What Will Be Your Canary?
It is important to know what things in your system you can use to partition users. There are commonly two areas that make great partitions: users and instances. Whilst creating a two-way partition is a good start, a many-way partition is much better as it allows you to incrementally increase your exposure, whilst simultaneously gaining confidence in the release.
Almost all applications have some concept of a “user” and you may choose to group users by such factors as location and timezone. You could partition by geographical region, for example, creating a canary release for your Chinese customers to be deployed during their night. This would ensure that the business impact will be small whilst still receiving some feedback from the night owls. Alternatively, you could partition on pure percentage, only showing five percent of users the new version and seeing if your error counts spike or if your responsiveness slows down. Or you could partition based on your early adopter program membership if you have one (the Microsoft Windows Insider Program is a great example of an early adopter program). Try to choose a partition where trust is high or where the loss of customer trust will have a low impact.
Separating by user information is the most powerful way to partition your users. If you don’t have a method for doing so, another way to approach it is to use your application and service instances as canaries. If you have multiple instances of your application, you can configure only a subset of them to have the new software.
What Infrastructure Do I Need?
If you want to implement the ability to canary deploy in your system, there are many options. The system needs to be able to partition the user base somehow. You also want to ensure you can change this partition at runtime. This can be done in code (e.g. using a switch statement) or you can use your load balancers to route traffic based on request headers in the requests. You can also save some development time and purchase tooling that will make it easy to manage your user partitions.
How Do I Know if Something Goes Wrong?
Canary deployments will only be useful to you if you can track their impact on your system. You’ll want to have some level of monitoring or analytics in place in your application. These analytics must correlate to how you’re partitioning your features. For example, if you’re partitioning by users in a region, you should be able to see traffic volume and latency by each region. Some useful analytics are latency, internal error count, volume, memory usage and CPU usage. Fortunately, it’s easy these days to wire in analytics and monitoring. You can grab open source options with no upfront cost, or you can get great capabilities through purchasing commercial products. If you’re on a cloud platform, many of these metrics are built in. It’s usually not worth building it yourself- you will want to tweak an existing package according to your needs. It’s also a good idea to consider how you will rollback if your analytics reveal the canary release doesn’t meet your goals.
When Do I Release the New Version to Everyone?
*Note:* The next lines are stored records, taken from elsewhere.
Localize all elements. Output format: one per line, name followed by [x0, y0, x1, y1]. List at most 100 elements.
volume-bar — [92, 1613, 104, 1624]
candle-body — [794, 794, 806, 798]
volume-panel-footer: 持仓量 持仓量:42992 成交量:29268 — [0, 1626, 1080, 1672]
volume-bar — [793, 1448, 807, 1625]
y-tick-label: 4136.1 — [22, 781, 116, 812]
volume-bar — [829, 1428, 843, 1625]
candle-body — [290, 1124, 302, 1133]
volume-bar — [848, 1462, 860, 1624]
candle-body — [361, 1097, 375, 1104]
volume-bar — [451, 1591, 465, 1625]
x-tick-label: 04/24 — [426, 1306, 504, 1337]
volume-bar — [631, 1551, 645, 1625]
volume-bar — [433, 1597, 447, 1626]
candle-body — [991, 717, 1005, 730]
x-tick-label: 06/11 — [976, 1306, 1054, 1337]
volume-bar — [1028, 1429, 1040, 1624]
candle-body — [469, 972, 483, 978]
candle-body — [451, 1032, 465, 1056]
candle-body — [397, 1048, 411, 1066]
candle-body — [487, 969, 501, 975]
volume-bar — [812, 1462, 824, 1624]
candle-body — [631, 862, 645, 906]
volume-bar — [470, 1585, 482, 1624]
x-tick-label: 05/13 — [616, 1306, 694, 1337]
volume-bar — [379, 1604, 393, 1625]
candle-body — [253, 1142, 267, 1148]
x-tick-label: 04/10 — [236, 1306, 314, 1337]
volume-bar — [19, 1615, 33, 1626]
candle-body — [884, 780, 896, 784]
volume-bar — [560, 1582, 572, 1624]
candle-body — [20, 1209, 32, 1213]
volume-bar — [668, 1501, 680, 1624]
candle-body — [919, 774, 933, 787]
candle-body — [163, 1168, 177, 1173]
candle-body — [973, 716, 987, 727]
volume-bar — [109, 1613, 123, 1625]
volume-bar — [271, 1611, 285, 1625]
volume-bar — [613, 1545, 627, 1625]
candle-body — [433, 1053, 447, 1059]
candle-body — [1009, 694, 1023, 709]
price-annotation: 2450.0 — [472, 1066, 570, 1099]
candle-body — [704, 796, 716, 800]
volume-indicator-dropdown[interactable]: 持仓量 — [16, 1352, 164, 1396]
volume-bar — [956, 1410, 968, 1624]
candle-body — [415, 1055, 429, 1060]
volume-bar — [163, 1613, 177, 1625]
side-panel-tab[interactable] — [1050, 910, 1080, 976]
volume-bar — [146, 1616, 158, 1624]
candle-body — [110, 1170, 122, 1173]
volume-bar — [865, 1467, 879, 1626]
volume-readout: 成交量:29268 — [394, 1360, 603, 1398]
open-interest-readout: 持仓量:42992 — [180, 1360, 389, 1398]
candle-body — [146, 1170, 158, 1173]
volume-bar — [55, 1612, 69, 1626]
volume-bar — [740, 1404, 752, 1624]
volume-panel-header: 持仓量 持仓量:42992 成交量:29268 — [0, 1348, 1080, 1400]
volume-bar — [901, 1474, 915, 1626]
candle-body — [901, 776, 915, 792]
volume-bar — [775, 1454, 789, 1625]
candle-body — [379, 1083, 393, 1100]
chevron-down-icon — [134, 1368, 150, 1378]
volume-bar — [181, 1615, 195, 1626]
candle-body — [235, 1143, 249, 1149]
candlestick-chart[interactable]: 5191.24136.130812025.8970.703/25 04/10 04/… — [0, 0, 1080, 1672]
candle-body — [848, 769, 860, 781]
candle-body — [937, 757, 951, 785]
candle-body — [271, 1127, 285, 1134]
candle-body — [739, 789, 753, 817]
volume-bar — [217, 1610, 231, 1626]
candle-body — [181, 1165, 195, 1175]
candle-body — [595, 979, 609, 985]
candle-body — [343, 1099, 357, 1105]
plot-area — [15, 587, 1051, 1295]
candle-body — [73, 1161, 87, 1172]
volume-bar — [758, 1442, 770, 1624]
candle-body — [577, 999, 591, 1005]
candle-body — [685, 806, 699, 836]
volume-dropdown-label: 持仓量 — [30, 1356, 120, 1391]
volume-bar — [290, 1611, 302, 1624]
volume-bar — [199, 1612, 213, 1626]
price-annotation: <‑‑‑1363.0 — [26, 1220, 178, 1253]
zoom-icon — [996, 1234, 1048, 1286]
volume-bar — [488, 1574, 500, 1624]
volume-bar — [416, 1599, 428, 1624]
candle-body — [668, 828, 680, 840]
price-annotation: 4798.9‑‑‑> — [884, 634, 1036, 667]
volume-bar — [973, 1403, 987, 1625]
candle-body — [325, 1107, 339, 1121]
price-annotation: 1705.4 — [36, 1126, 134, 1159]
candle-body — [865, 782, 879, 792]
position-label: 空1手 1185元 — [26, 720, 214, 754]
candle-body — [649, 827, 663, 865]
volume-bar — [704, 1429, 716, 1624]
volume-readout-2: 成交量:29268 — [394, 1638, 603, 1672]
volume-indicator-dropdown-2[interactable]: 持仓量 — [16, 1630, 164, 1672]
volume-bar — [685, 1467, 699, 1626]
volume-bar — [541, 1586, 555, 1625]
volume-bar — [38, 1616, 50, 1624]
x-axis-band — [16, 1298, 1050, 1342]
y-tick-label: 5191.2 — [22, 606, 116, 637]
As we discussed earlier, canary releases are ideal for validating that a change meets the requirement. You want to keep the canary short-lived (maximum of a few hours) and then you remove the canary, and fully roll it out. You shouldn’t be maintaining two different branches of the code as a result of creating a canary - the canaried release should be cut off your mainline.
Focus on Achieving Excellence, Not Avoiding Risk
If you implement canary deployments for your releases, you’ll feel a significant mental weight lift off of you. You’ll find yourself thinking less about production outages and disruptions. Instead, you’ll think more about how to push that next exciting feature to your customers.